Amazon is rolling out some new cloud storage instances for corporate customers looking to run data-intensive workloads on the Amazon Web Services cloud.
More specifically, the new D2 instances were built for processing multi-terabyte data sets on Amazon's constantly-scaling Elastic Compute Cloud (EC2).
AWS chief evangelist Jeff Barr described the new instances in a blog post on Tuesday as "building blocks that you can use to build a complete storage system."
Running on Intel Xeon (a.k.a. Haswell) processors and Turbo technology, AWS is touting four instance sizes with a base clock frequency at 2.4 GHz and starting price tag of $0.690 for six terabytes of storage.

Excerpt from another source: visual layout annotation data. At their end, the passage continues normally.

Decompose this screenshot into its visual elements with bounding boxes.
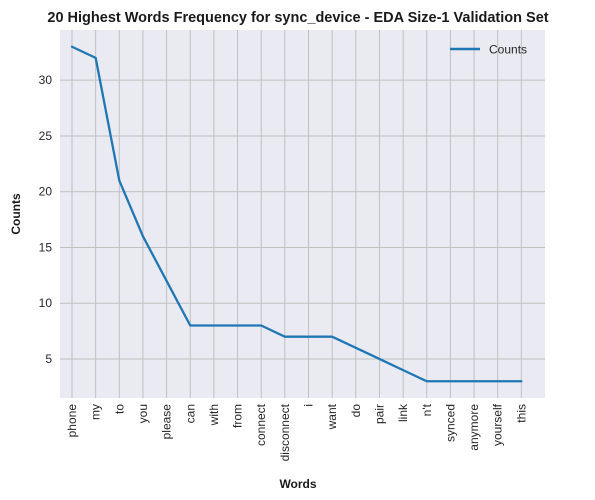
series-lines [70,45,523,383]
y-tick-label: 20 [39,185,53,199]
x-tick-label: yourself [491,403,505,446]
y-tick-labels: 5 10 15 20 25 30 [39,73,53,366]
x-tick-label: i [302,404,316,407]
x-tick-label: phone [65,404,79,438]
x-tick-label: you [136,404,150,423]
x-axis-label: Words [279,477,316,491]
x-tick-label: from [231,404,245,428]
legend: Counts [450,43,527,57]
y-gridlines [60,79,545,360]
x-tick-label: want [325,403,339,430]
y-tick-label: 30 [39,73,53,87]
x-tick-label: connect [254,403,268,446]
x-tick-label: please [160,404,174,440]
x-tick-label: to [112,404,126,414]
y-tick-label: 5 [45,352,52,366]
x-tick-label: synced [443,404,457,442]
legend-label-counts: Counts [489,43,527,57]
x-tick-label: this [514,404,528,423]
x-tick-labels: phone my to you please can with from connect disc… [65,403,528,461]
x-tick-label: disconnect [278,403,292,461]
x-tick-label: my [89,404,103,420]
x-tick-label: n't [420,403,434,416]
y-axis-label: Counts [9,193,23,235]
y-tick-label: 15 [39,240,53,254]
chart-title: 20 Highest Words Frequency for sync_devi… [47,10,548,26]
x-tick-label: can [183,404,197,423]
x-tick-label: do [349,404,363,418]
x-tick-label: pair [372,404,386,424]
x-tick-label: with [207,404,221,426]
x-tick-label: link [396,403,410,422]
x-gridlines [71,30,522,398]
x-tick-label: anymore [467,404,481,451]
y-tick-label: 10 [39,296,53,310]
series-line-0 [70,45,523,383]
y-tick-label: 25 [39,129,53,143]
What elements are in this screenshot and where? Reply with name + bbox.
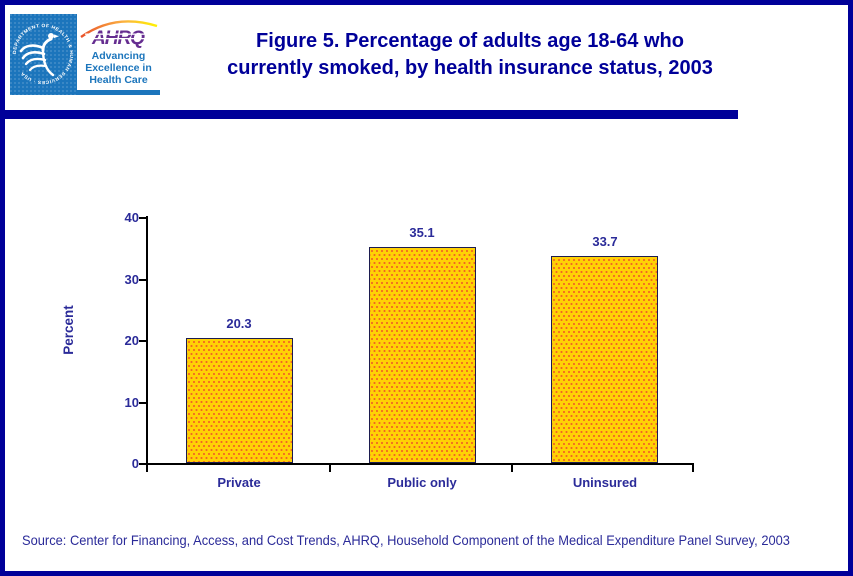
ahrq-logo-panel: AHRQ Advancing Excellence in Health Care: [77, 14, 160, 90]
x-axis-line: [146, 463, 694, 465]
y-axis-line: [146, 216, 148, 472]
y-tick-label: 30: [124, 272, 139, 287]
y-tick-label: 40: [124, 210, 139, 225]
x-axis-tick: [329, 465, 331, 472]
bar-private: [186, 338, 293, 463]
y-tick-label: 10: [124, 395, 139, 410]
y-tick-label: 0: [131, 456, 139, 471]
category-label: Public only: [387, 475, 457, 490]
ahrq-tagline-line: Advancing: [91, 50, 146, 62]
ahrq-hhs-logo: DEPARTMENT OF HEALTH & HUMAN SERVICES · …: [10, 14, 160, 95]
bar-value-label: 33.7: [592, 234, 618, 249]
bar-value-label: 20.3: [226, 316, 252, 331]
category-label: Uninsured: [572, 475, 638, 490]
bar-public-only: [369, 247, 476, 463]
figure-title-line-1: Figure 5. Percentage of adults age 18-64…: [256, 30, 684, 52]
hhs-logo-panel: DEPARTMENT OF HEALTH & HUMAN SERVICES · …: [10, 14, 77, 95]
x-axis-tick: [511, 465, 513, 472]
ahrq-tagline-line: Excellence in: [85, 62, 152, 74]
category-label: Private: [217, 475, 261, 490]
ahrq-wordmark-icon: AHRQ: [80, 20, 158, 49]
ahrq-tagline: Advancing Excellence in Health Care: [77, 50, 160, 86]
figure-title: Figure 5. Percentage of adults age 18-64…: [170, 28, 770, 82]
logo-bottom-strip: [77, 90, 160, 95]
y-tick-label: 20: [124, 333, 139, 348]
y-axis-tick: [139, 463, 146, 465]
bar-value-label: 35.1: [409, 225, 435, 240]
ahrq-tagline-line: Health Care: [89, 74, 148, 86]
ahrq-arc-icon: [80, 20, 158, 38]
bar-uninsured: [551, 256, 658, 463]
hhs-eagle-icon: DEPARTMENT OF HEALTH & HUMAN SERVICES · …: [12, 23, 74, 85]
y-axis-tick: [139, 340, 146, 342]
y-axis-tick: [139, 402, 146, 404]
figure-title-line-2: currently smoked, by health insurance st…: [227, 57, 713, 79]
y-axis-tick: [139, 217, 146, 219]
y-axis-tick: [139, 279, 146, 281]
header-divider-bar: [5, 110, 738, 119]
x-axis-tick: [692, 465, 694, 472]
source-note: Source: Center for Financing, Access, an…: [22, 532, 790, 548]
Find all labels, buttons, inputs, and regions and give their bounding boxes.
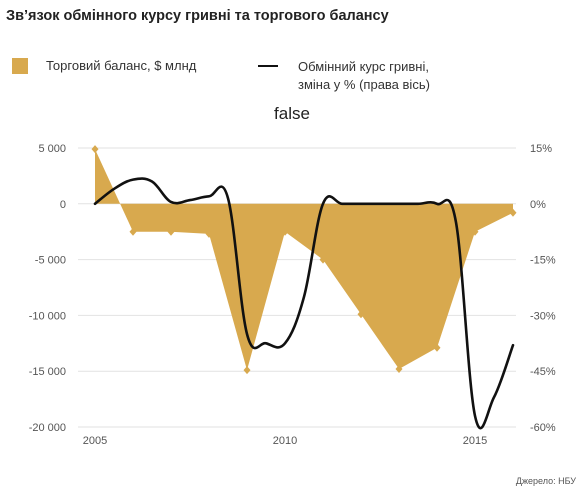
chart-title-heading: Зв’язок обмінного курсу гривні та торгов… xyxy=(6,8,389,24)
trade-balance-point xyxy=(357,310,365,319)
legend-swatch-trade-balance xyxy=(12,58,28,74)
y-left-tick-label: -5 000 xyxy=(35,255,66,267)
y-left-tick-label: -10 000 xyxy=(29,310,66,322)
trade-balance-point xyxy=(395,364,403,373)
trade-balance-point xyxy=(281,227,289,236)
trade-balance-point xyxy=(471,227,479,236)
trade-balance-point xyxy=(167,227,175,236)
trade-balance-point xyxy=(205,229,213,238)
y-right-tick-label: -15% xyxy=(530,255,556,267)
y-right-tick-label: 0% xyxy=(530,199,546,211)
x-tick-label: 2010 xyxy=(273,435,297,447)
legend-label-exchange-rate-line2: зміна у % (права вісь) xyxy=(298,77,430,92)
trade-balance-point xyxy=(509,208,517,217)
trade-balance-point xyxy=(433,343,441,352)
x-tick-label: 2015 xyxy=(463,435,487,447)
exchange-rate-line xyxy=(93,177,515,430)
y-left-tick-label: 5 000 xyxy=(38,143,66,155)
trade-balance-point xyxy=(243,366,251,375)
x-tick-label: 2005 xyxy=(83,435,107,447)
y-right-tick-label: -30% xyxy=(530,310,556,322)
y-right-tick-label: 15% xyxy=(530,143,552,155)
trade-balance-point xyxy=(129,227,137,236)
trade-balance-point xyxy=(319,255,327,264)
y-left-tick-label: 0 xyxy=(60,199,66,211)
y-left-tick-label: -15 000 xyxy=(29,366,66,378)
legend-label-exchange-rate-line1: Обмінний курс гривні, xyxy=(298,59,429,74)
legend-label-exchange-rate: Обмінний курс гривні, зміна у % (права в… xyxy=(298,58,430,94)
legend-swatch-exchange-rate xyxy=(258,65,278,67)
chart-subtitle: false xyxy=(274,104,310,123)
y-left-tick-label: -20 000 xyxy=(29,422,66,434)
source-note: Джерело: НБУ xyxy=(515,476,576,486)
y-right-tick-label: -60% xyxy=(530,422,556,434)
legend-label-trade-balance: Торговий баланс, $ млнд xyxy=(46,58,197,73)
trade-balance-point xyxy=(91,145,99,154)
y-right-tick-label: -45% xyxy=(530,366,556,378)
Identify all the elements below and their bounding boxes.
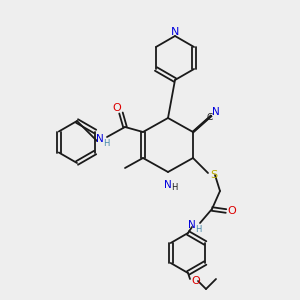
Text: N: N <box>188 220 196 230</box>
Text: O: O <box>112 103 122 113</box>
Text: C: C <box>207 112 213 122</box>
Text: S: S <box>210 170 218 180</box>
Text: H: H <box>103 140 109 148</box>
Text: H: H <box>195 224 201 233</box>
Text: H: H <box>171 183 177 192</box>
Text: N: N <box>171 27 179 37</box>
Text: O: O <box>228 206 236 216</box>
Text: N: N <box>96 134 104 144</box>
Text: N: N <box>164 180 172 190</box>
Text: N: N <box>212 107 220 117</box>
Text: O: O <box>192 276 200 286</box>
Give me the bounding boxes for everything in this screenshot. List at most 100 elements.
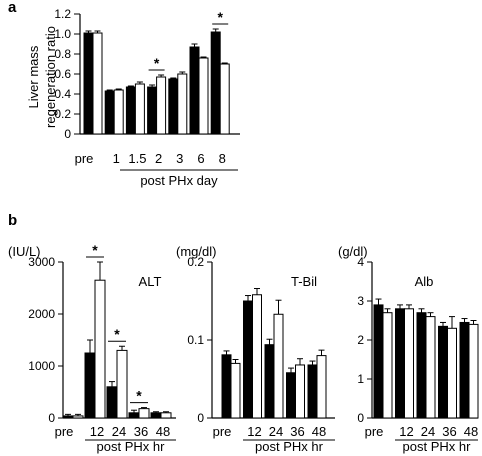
x-axis-label: post PHx hr	[255, 439, 324, 454]
significance-star: *	[92, 242, 98, 258]
category-label-1: 1	[113, 151, 120, 166]
bar-3-s1	[168, 78, 179, 135]
unit-label: (g/dl)	[338, 244, 368, 259]
bar-pre-s2	[72, 415, 84, 419]
y-tick-label-3: 4	[357, 255, 364, 269]
bar-36-s1	[286, 372, 296, 419]
bar-2-s1	[147, 86, 158, 135]
y-tick-label-0: 0.8	[54, 47, 71, 61]
bar-24-s1	[416, 312, 427, 419]
bar-3-s2	[177, 73, 188, 135]
bar-8-s1	[210, 31, 221, 135]
category-label-8: 8	[219, 151, 226, 166]
category-label-48: 48	[464, 424, 478, 439]
y-tick-label-0: 1.0	[54, 27, 71, 41]
y-tick-label-3: 3	[357, 294, 364, 308]
y-axis-label: Liver mass	[26, 45, 41, 108]
bar-48-s1	[459, 321, 470, 419]
category-label-48: 48	[156, 424, 170, 439]
y-tick-label-2: 0.2	[187, 255, 204, 269]
bar-36-s1	[438, 325, 448, 419]
bar-pre-s2	[92, 32, 103, 135]
y-axis-label: regeneration ratio	[43, 26, 58, 128]
category-label-36: 36	[134, 424, 148, 439]
x-axis-label: post PHx hr	[403, 439, 472, 454]
chart-title: T-Bil	[291, 274, 317, 289]
x-axis-label: post PHx day	[140, 173, 218, 188]
bar-12-s1	[243, 300, 253, 419]
bar-1-s2	[113, 89, 124, 135]
chart-title: ALT	[139, 274, 162, 289]
bar-24-s2	[425, 316, 436, 419]
unit-label: (mg/dl)	[176, 244, 216, 259]
y-tick-label-0: 0.4	[54, 87, 71, 101]
bar-12-s1	[395, 308, 405, 419]
significance-star: *	[136, 388, 142, 404]
bar-pre-s1	[83, 32, 94, 135]
bar-pre-s2	[382, 312, 393, 419]
significance-star: *	[217, 9, 223, 25]
y-tick-label-0: 0	[64, 127, 71, 141]
y-tick-label-1: 0	[48, 411, 55, 425]
bar-8-s2	[219, 63, 230, 135]
bar-1-s1	[104, 90, 115, 135]
panel-label-b: b	[8, 212, 17, 229]
bar-36-s2	[295, 364, 305, 419]
y-tick-label-1: 1000	[28, 359, 55, 373]
y-tick-label-1: 3000	[28, 255, 55, 269]
y-tick-label-2: 0.1	[187, 333, 204, 347]
bar-24-s2	[116, 349, 128, 419]
bar-36-s1	[128, 412, 140, 419]
bar-12-s2	[94, 279, 106, 419]
bar-pre-s2	[230, 362, 241, 419]
category-label-pre: pre	[55, 424, 74, 439]
bar-48-s2	[316, 355, 327, 419]
category-label-48: 48	[312, 424, 326, 439]
bar-pre-s1	[221, 354, 232, 419]
category-label-pre: pre	[213, 424, 232, 439]
significance-star: *	[114, 326, 120, 342]
category-label-pre: pre	[365, 424, 384, 439]
y-tick-label-0: 0.6	[54, 67, 71, 81]
bar-6-s1	[189, 46, 200, 135]
y-tick-label-3: 0	[357, 411, 364, 425]
bar-2-s2	[156, 76, 167, 135]
category-label-12: 12	[90, 424, 104, 439]
bar-48-s2	[160, 412, 172, 419]
bar-6-s2	[198, 57, 209, 135]
category-label-pre: pre	[75, 151, 94, 166]
bar-24-s1	[264, 344, 275, 419]
category-label-3: 3	[176, 151, 183, 166]
bar-48-s2	[468, 323, 479, 419]
y-tick-label-0: 1.2	[54, 7, 71, 21]
category-label-6: 6	[197, 151, 204, 166]
y-tick-label-1: 2000	[28, 307, 55, 321]
bar-48-s1	[307, 364, 318, 419]
category-label-12: 12	[247, 424, 261, 439]
category-label-36: 36	[442, 424, 456, 439]
bar-48-s1	[150, 412, 162, 419]
y-tick-label-2: 0	[197, 411, 204, 425]
bar-12-s2	[404, 308, 414, 419]
bar-24-s1	[106, 386, 118, 419]
category-label-24: 24	[421, 424, 435, 439]
bar-1.5-s2	[134, 83, 145, 135]
y-tick-label-3: 1	[357, 372, 364, 386]
bar-36-s2	[447, 327, 457, 419]
category-label-1.5: 1.5	[128, 151, 146, 166]
category-label-2: 2	[155, 151, 162, 166]
unit-label: (IU/L)	[8, 244, 41, 259]
bar-36-s2	[138, 408, 150, 419]
bar-12-s1	[84, 352, 96, 419]
x-axis-label: post PHx hr	[97, 439, 166, 454]
y-tick-label-0: 0.2	[54, 107, 71, 121]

The largest D2 instance option promises up to 48 terabytes of storage, capable of running up to 3,500 MB/second read and 3,100 MB/second write rates when launched with the most recent version of the Amazon Linux AMI image, according to Barr.
The new D2 instances are ready for deployment starting today across Amazon's US East (Northern Virginia), US West (Oregon), Europe (Ireland), Europe (Frankfurt), Asia Pacific (Tokyo), Asia Pacific (Singapore), and Asia Pacific (Sydney) availability regions as On-Demand, Reserved Instances, or Spot Instances.
This week's debut follows up some new C4 instances designed for processor-intensive applications, which rolled out in January.
AWS also finally pushed out its larger and faster Elastic Block Store (EBS) volumes two weeks ago, first promised at the re:Invent 2014 developer conference last November.